Church, Aghintemple, Co. Longford
Co. Longford |
Churches & Chapels
What survives of this church in County Longford amounts to little more than a scatter of large boulders tracing a rough rectangle, yet that outline is enough to place a building here that was already old enough to appear on a map drawn four centuries ago.
The remains are fragmentary, the walls reduced to their lower courses, and no architectural features, no carved stonework, no doorway jambs or window dressings, have made it through the centuries intact. The footprint is modest, roughly fourteen metres east to west and eight metres north to south, with walls nearly a metre thick, built not from dressed stone but from substantial field boulders laid together.

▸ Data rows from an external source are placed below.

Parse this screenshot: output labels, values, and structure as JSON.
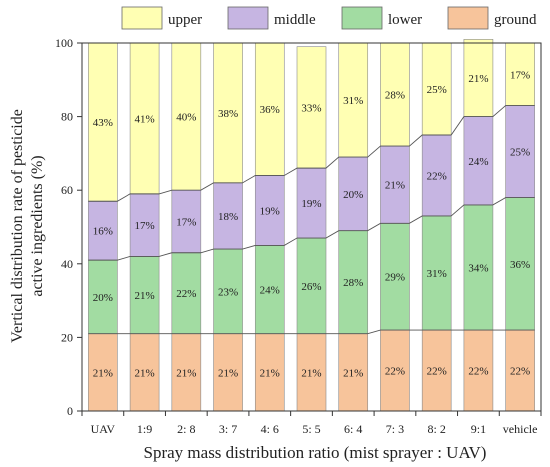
{
  "chart_data": {
    "type": "bar",
    "stacked": true,
    "title": "",
    "xlabel": "Spray mass distribution ratio (mist sprayer : UAV)",
    "ylabel_lines": [
      "Vertical distribution rate of pesticide",
      "active ingredients (%)"
    ],
    "ylim": [
      0,
      100
    ],
    "yticks": [
      "0",
      "20",
      "40",
      "60",
      "80",
      "100"
    ],
    "legend_position": "top",
    "categories": [
      "UAV",
      "1:9",
      "2: 8",
      "3: 7",
      "4: 6",
      "5: 5",
      "6: 4",
      "7: 3",
      "8: 2",
      "9:1",
      "vehicle"
    ],
    "series": [
      {
        "name": "ground",
        "color": "#f7c49b",
        "values": [
          21,
          21,
          21,
          21,
          21,
          21,
          21,
          22,
          22,
          22,
          22
        ],
        "labels": [
          "21%",
          "21%",
          "21%",
          "21%",
          "21%",
          "21%",
          "21%",
          "22%",
          "22%",
          "22%",
          "22%"
        ]
      },
      {
        "name": "lower",
        "color": "#a2dca2",
        "values": [
          20,
          21,
          22,
          23,
          24,
          26,
          28,
          29,
          31,
          34,
          36
        ],
        "labels": [
          "20%",
          "21%",
          "22%",
          "23%",
          "24%",
          "26%",
          "28%",
          "29%",
          "31%",
          "34%",
          "36%"
        ]
      },
      {
        "name": "middle",
        "color": "#c6b5e2",
        "values": [
          16,
          17,
          17,
          18,
          19,
          19,
          20,
          21,
          22,
          24,
          25
        ],
        "labels": [
          "16%",
          "17%",
          "17%",
          "18%",
          "19%",
          "19%",
          "20%",
          "21%",
          "22%",
          "24%",
          "25%"
        ]
      },
      {
        "name": "upper",
        "color": "#ffffb3",
        "values": [
          43,
          41,
          40,
          38,
          36,
          33,
          31,
          28,
          25,
          21,
          17
        ],
        "labels": [
          "43%",
          "41%",
          "40%",
          "38%",
          "36%",
          "33%",
          "31%",
          "28%",
          "25%",
          "21%",
          "17%"
        ]
      }
    ],
    "legend_order": [
      "upper",
      "middle",
      "lower",
      "ground"
    ]
  }
}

The church shows up on an early seventeenth-century map of Ardagh barony, now held in the British Library as Cotton MS Augustus I.ii.25, where it is labelled as the church of 'Lissabane'. The name Aghintemple, which contains the Irish word for church, suggests the site had a religious function embedded in local memory long before any cartographer recorded it. The ruins sit just off-centre to the north-east within what may be an ecclesiastical enclosure, the kind of roughly circular or oval boundary, often surviving as a raised bank or a curving field boundary, that frequently marks the limits of an early Irish religious settlement. Whether the enclosure and the church belong to the same phase of activity is not clear from what remains above ground.